DE CÓMO ME SALVÓ LA VIDA

Edward Bloom me salvó la vida, que yo sepa, en dos ocasiones.

La primera vez yo tenía cinco años y estaba jugando en una zanja detrás de nuestra casa. Mi padre siempre me estaba diciendo: «No te metas en la zanja, William». Me lo decía y me lo repetía una y otra vez, como si supiera que algo podía suceder, que quizá algún día se vería obligado a salvarme la vida. Para mí no era una zanja sino el antiguo cauce de un río medio seco, lleno de piedras prehistóricas, aplanadas y pulimentadas por el roce de las aguas con el transcurso del tiempo. Ya no quedaba más agua que un reguerillo continuo pero insignificante, sin fuerza para arrastrar una ramita.

Era allí donde solía jugar, después de deslizarme por el ribazo de arcilla roja, a veces cuando sólo habían pasado unos minutos desde que mi padre me dijera: «No te metas en la zanja, William». La imagen que tenía de mí mismo, solo entre las frescas y rojas paredes de tierra, era lo bastante podereosa como para imponerse sobre la orden paterna. Me agazapaba en mi escondrijo secreto y le iba dando la vuelta a todas las piedras, guardándome en el bolsillo las mejores, las blancas y las negras pequeñitas y relucientes, con pintas blancas.

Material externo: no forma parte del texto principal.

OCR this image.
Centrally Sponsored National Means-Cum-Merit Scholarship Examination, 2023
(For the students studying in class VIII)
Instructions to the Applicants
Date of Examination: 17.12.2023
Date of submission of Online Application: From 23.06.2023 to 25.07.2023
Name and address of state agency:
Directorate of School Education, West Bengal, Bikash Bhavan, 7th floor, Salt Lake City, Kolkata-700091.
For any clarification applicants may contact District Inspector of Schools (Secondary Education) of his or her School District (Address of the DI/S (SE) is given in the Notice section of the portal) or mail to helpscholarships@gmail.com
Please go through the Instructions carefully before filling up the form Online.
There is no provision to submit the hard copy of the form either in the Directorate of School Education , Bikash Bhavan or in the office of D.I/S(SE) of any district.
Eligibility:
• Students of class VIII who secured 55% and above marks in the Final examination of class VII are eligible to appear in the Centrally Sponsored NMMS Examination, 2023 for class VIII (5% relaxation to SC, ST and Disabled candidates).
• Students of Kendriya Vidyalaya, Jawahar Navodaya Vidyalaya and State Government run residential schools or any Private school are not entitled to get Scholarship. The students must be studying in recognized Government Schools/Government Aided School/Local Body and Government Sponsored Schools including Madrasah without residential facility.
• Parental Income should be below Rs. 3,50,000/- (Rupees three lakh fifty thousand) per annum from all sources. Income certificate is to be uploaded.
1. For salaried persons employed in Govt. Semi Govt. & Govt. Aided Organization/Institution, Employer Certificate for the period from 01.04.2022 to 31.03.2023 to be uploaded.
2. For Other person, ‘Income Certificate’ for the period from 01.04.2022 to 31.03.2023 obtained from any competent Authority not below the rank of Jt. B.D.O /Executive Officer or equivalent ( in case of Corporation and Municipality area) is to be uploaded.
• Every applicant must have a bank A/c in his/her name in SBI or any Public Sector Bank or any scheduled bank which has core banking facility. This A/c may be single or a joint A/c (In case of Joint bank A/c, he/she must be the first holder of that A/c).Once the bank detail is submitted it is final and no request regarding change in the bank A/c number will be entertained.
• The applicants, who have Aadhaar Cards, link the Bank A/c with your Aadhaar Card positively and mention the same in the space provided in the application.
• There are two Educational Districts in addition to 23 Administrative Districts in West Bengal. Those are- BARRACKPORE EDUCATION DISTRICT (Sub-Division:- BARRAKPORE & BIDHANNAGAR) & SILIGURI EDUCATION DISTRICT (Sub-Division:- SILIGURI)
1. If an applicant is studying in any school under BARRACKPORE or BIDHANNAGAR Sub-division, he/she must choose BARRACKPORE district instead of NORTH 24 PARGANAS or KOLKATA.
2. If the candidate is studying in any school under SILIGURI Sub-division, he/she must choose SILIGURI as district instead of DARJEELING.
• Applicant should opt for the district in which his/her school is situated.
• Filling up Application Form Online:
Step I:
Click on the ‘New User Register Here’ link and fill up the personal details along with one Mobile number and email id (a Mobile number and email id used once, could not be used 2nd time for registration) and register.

Tan embelesado estaba allí aquel día que no vi el muro de agua que se me venía encima, con la aparente misión de levantarme en vilo y arrastrarme consigo. No lo vi ni lo oí. Estaba acuclillado de espaldas, observando las piedras. Si no hubiera sido por mi padre, que de alguna manera supo por anticipado lo que iba a ocurrir, las aguas me habrían llevado por delante. Pero allí estaba mi padre, agarrándome por los faldones de la camisa y sacándome a pulso de la zanja para depositarme sobre la orilla, desde donde ambos contemplamos la corriente del río donde antes no había río alguno, su espumeante superficie desbordándose hasta la punta de nuestros pies. Al cabo de un rato, mi padre me miró.

—Te dije que no te metieras en la zanja —dijo.

—¿Qué zanja? —pregunté.

LA SEGUNDA OCASIÓN EN QUE MI padre me salvó la vida acabábamos de mudarnos a una casa de la calle Mayfair. El antiguo dueño había dejado allí un columpio, y mientras los empleados de la empresa de mudanzas transportaban nuestros viejos sofás y la mesa del comedor, se me metió en la cabeza la idea de comprobar hasta qué altura conseguiría elevarme. Me impulsé poniendo el alma en el empeño, balanceando el columpio con todo el ímpetu de mi ser. Por desgracia, el antiguo dueño no había dejado allí el columpio; sencillamente, aún no se lo había llevado. Habían desencajado los postes del cemento que los sujetaba al suelo y, por eso, a la vez que me columpiaba cada vez a mayor altura, el marco del columpio se tambaleaba; hasta que, al fin, estando yo en la cúspide del arco más alto que había trazado, el marco se derrumbó hacia delante y yo salí volando por los aires, siguiendo una trayectoria muy poco prometedora en dirección a una cerca de estacas puntiagudas, donde a buen seguro habría quedado empalado. De pronto sentí a mi padre cerca de mí; parecía que también él volara y ambos caímos a la par. Sus brazos me envolvían como un manto y acabé tumbado en el suelo a su lado. Mi padre me había arrancado del Cielo para depositarme, sano y salvo, sobre la Tierra.